I Heart Huckabees movie review (2004)

Publish date: 2024-09-02

Their method is to follow a client everywhere, taking notes on all that he does. "Even into the bathroom?" Yes, even into the bathroom. Bernard and Vivian now begin to be seen in the backgrounds of many shots, or outside the windows, or behind the door, or under the furniture, taking notes. They need to see everything in his life because they believe that everything is connected, and so to know everything is to know all the connections.

Brad the double-crossing executive decides to undercut Albert by hiring the detectives to also follow him and Dawn around. Albert, meanwhile, meets a fireman named Tommy (Mark Wahlberg). Tommy is so eco-conscious that he refuses to ride the fire truck to fires, pedaling alongside on his bike. (He usually gets there first.) Tommy for reasons unclear to me knows about another Existential Detective named Caterine Vauban (Isabelle Huppert), who is from France. She is an old enemy of the Jaffes, and no wonder: French existentialists define themselves by being old enemies. Catherine has a peculiar sex scene in a mud puddle.

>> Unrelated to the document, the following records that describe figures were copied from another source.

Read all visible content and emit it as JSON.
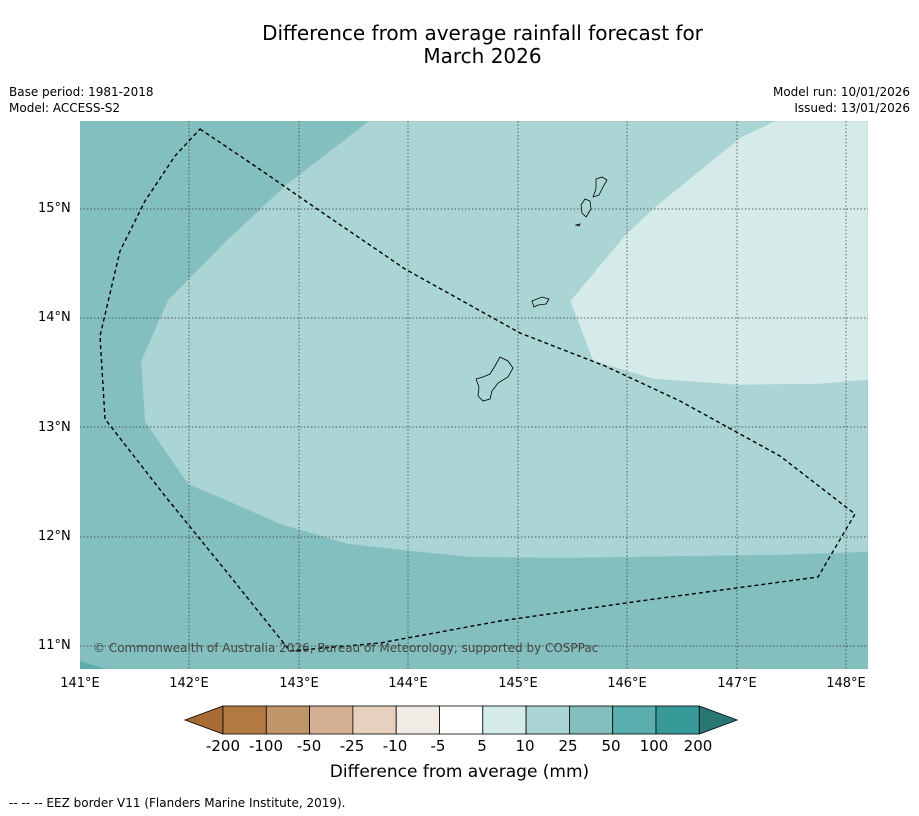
{
  "title_line1": "Difference from average rainfall forecast for",
  "title_line2": "March 2026",
  "meta_left": {
    "base_period": "Base period: 1981-2018",
    "model": "Model: ACCESS-S2"
  },
  "meta_right": {
    "model_run": "Model run: 10/01/2026",
    "issued": "Issued: 13/01/2026"
  },
  "lat_labels": [
    "15°N",
    "14°N",
    "13°N",
    "12°N",
    "11°N"
  ],
  "lon_labels": [
    "141°E",
    "142°E",
    "143°E",
    "144°E",
    "145°E",
    "146°E",
    "147°E",
    "148°E"
  ],
  "copyright": "© Commonwealth of Australia 2026, Bureau of Meteorology, supported by COSPPac",
  "colorbar": {
    "labels": [
      "-200",
      "-100",
      "-50",
      "-25",
      "-10",
      "-5",
      "5",
      "10",
      "25",
      "50",
      "100",
      "200"
    ],
    "colors": [
      "#a66c33",
      "#b27a40",
      "#c0956a",
      "#d4b093",
      "#e7d0bd",
      "#f1ebe6",
      "#ffffff",
      "#d5ebea",
      "#aad5d4",
      "#83bfbe",
      "#5baeae",
      "#379a99",
      "#297674"
    ],
    "title": "Difference from average (mm)"
  },
  "legend_text": "--  --  -- EEZ border V11 (Flanders Marine Institute, 2019)."
}
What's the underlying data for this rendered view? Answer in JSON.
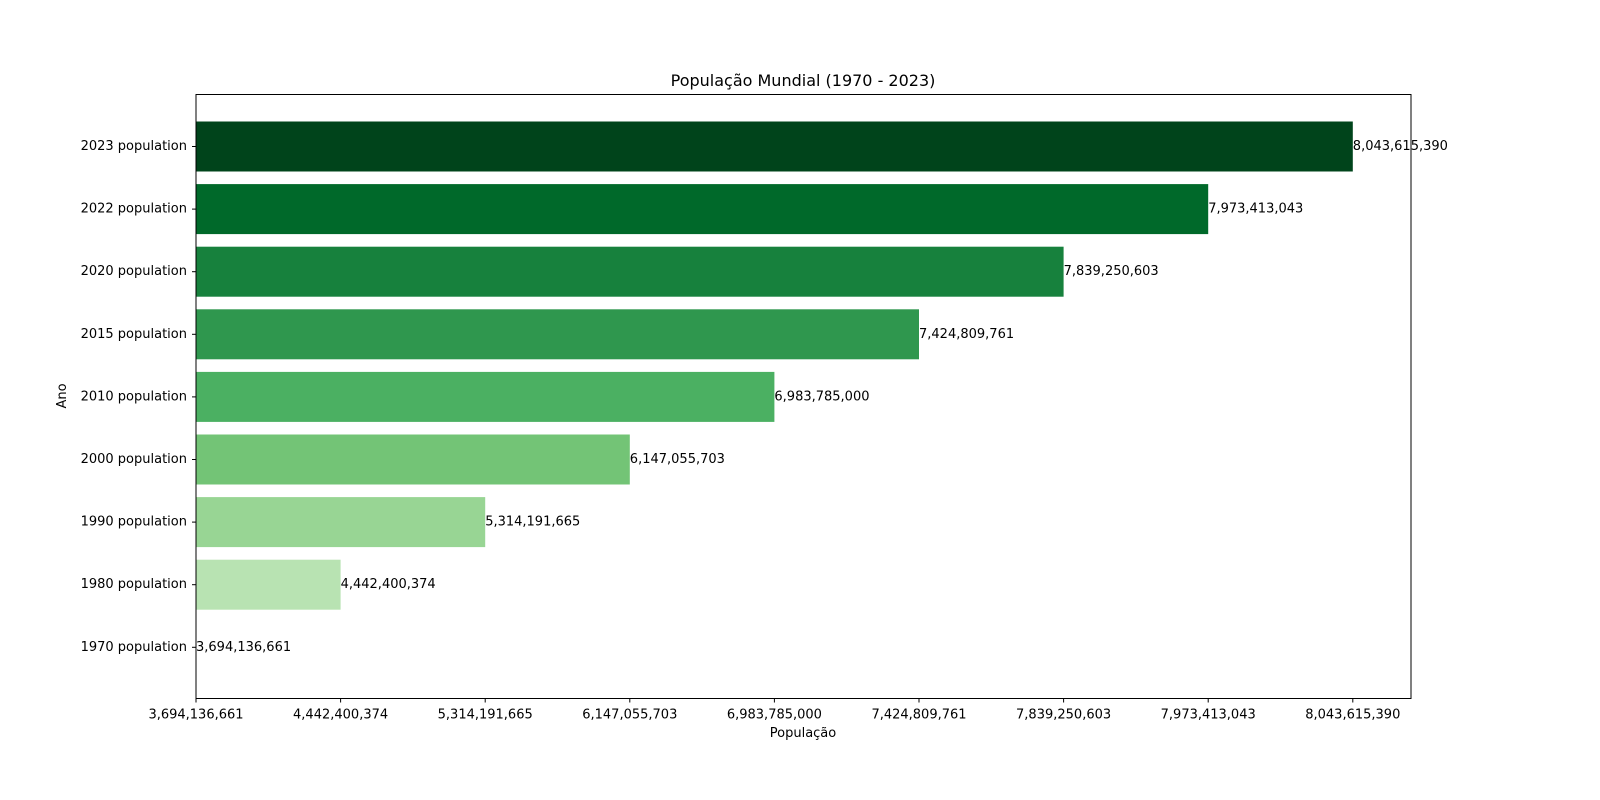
{
  "chart_data": {
    "type": "bar",
    "orientation": "horizontal",
    "title": "População Mundial (1970 - 2023)",
    "xlabel": "População",
    "ylabel": "Ano",
    "categories": [
      "1970 population",
      "1980 population",
      "1990 population",
      "2000 population",
      "2010 population",
      "2015 population",
      "2020 population",
      "2022 population",
      "2023 population"
    ],
    "values": [
      3694136661,
      4442400374,
      5314191665,
      6147055703,
      6983785000,
      7424809761,
      7839250603,
      7973413043,
      8043615390
    ],
    "value_labels": [
      "3,694,136,661",
      "4,442,400,374",
      "5,314,191,665",
      "6,147,055,703",
      "6,983,785,000",
      "7,424,809,761",
      "7,839,250,603",
      "7,973,413,043",
      "8,043,615,390"
    ],
    "x_tick_labels": [
      "3,694,136,661",
      "4,442,400,374",
      "5,314,191,665",
      "6,147,055,703",
      "6,983,785,000",
      "7,424,809,761",
      "7,839,250,603",
      "7,973,413,043",
      "8,043,615,390"
    ],
    "x_scale": "categorical (bar length by rank of value)",
    "colors": [
      "#f7fcf5",
      "#b8e3b2",
      "#98d594",
      "#73c476",
      "#4bb062",
      "#2f974e",
      "#17813d",
      "#00692a",
      "#00441b"
    ],
    "colormap": "Greens",
    "grid": false,
    "legend": "none"
  }
}
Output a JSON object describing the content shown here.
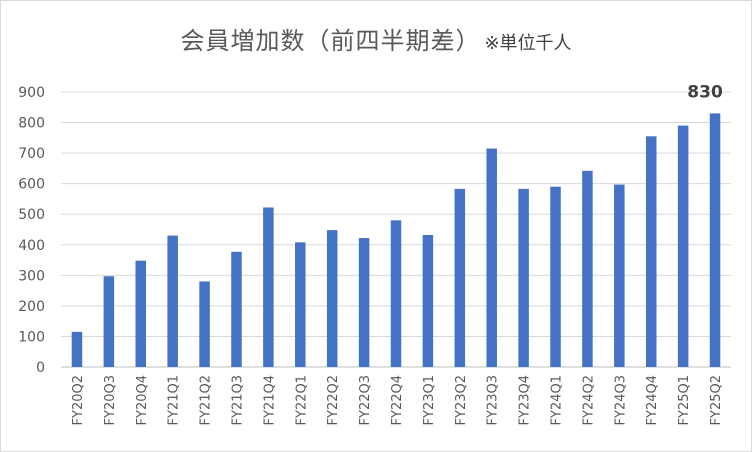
{
  "chart_data": {
    "type": "bar",
    "title": "会員増加数（前四半期差）",
    "subtitle": "※単位千人",
    "categories": [
      "FY20Q2",
      "FY20Q3",
      "FY20Q4",
      "FY21Q1",
      "FY21Q2",
      "FY21Q3",
      "FY21Q4",
      "FY22Q1",
      "FY22Q2",
      "FY22Q3",
      "FY22Q4",
      "FY23Q1",
      "FY23Q2",
      "FY23Q3",
      "FY23Q4",
      "FY24Q1",
      "FY24Q2",
      "FY24Q3",
      "FY24Q4",
      "FY25Q1",
      "FY25Q2"
    ],
    "values": [
      115,
      297,
      348,
      430,
      280,
      377,
      522,
      408,
      448,
      422,
      480,
      432,
      583,
      715,
      583,
      590,
      642,
      597,
      755,
      790,
      830
    ],
    "ylim": [
      0,
      900
    ],
    "yticks": [
      0,
      100,
      200,
      300,
      400,
      500,
      600,
      700,
      800,
      900
    ],
    "grid": true,
    "bar_color": "#4472C4",
    "data_labels": [
      {
        "index": 20,
        "text": "830"
      }
    ]
  }
}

Everybody talks a lot, the Jaffes in particular. They do a kind of double act, finishing or repeating each other's sentences. They seem to believe quantum physics is somehow involved in their theories, and talk about how two objects can be in different places at the same time -- no, hold on, that's the easy part. They talk about how the same object can be in two places at once.

Their discussions about this quantum phenomenon reminded me wonderfully of the explanations of the same topic in "What the #$*! Do We Know," a recent "documentary" in which one of the "expert physicists" has been unmasked as a chiropractor, and the filmmakers are all followers of Ramtha, a 35,000-year-old spirit guide from Atlantis. Because nobody knows $#!t about quantum physics, this doc actually got respectful reviews from gullible critics like me, because it made about as much sense as most of what I've read on the subject.

Individual moments and lines and events in "I Heart Huckabees" are funny in and of themselves. Viewers may be mystified but will occasionally be amused. It took boundless optimism and energy for Russell to make the film, but it reminds me of the Buster Keaton short where he builds a boat but doesn't know how to get it out of the basement. The actors soldier away like the professionals they are, saying the words as if they mean something. Only Wahlberg is canny enough to play his role completely straight, as if he has no idea the movie might be funny. The others all seem trying to get in on the joke, which is a neat trick. I will award a shiny new dime to anyone who can figure out what the joke is.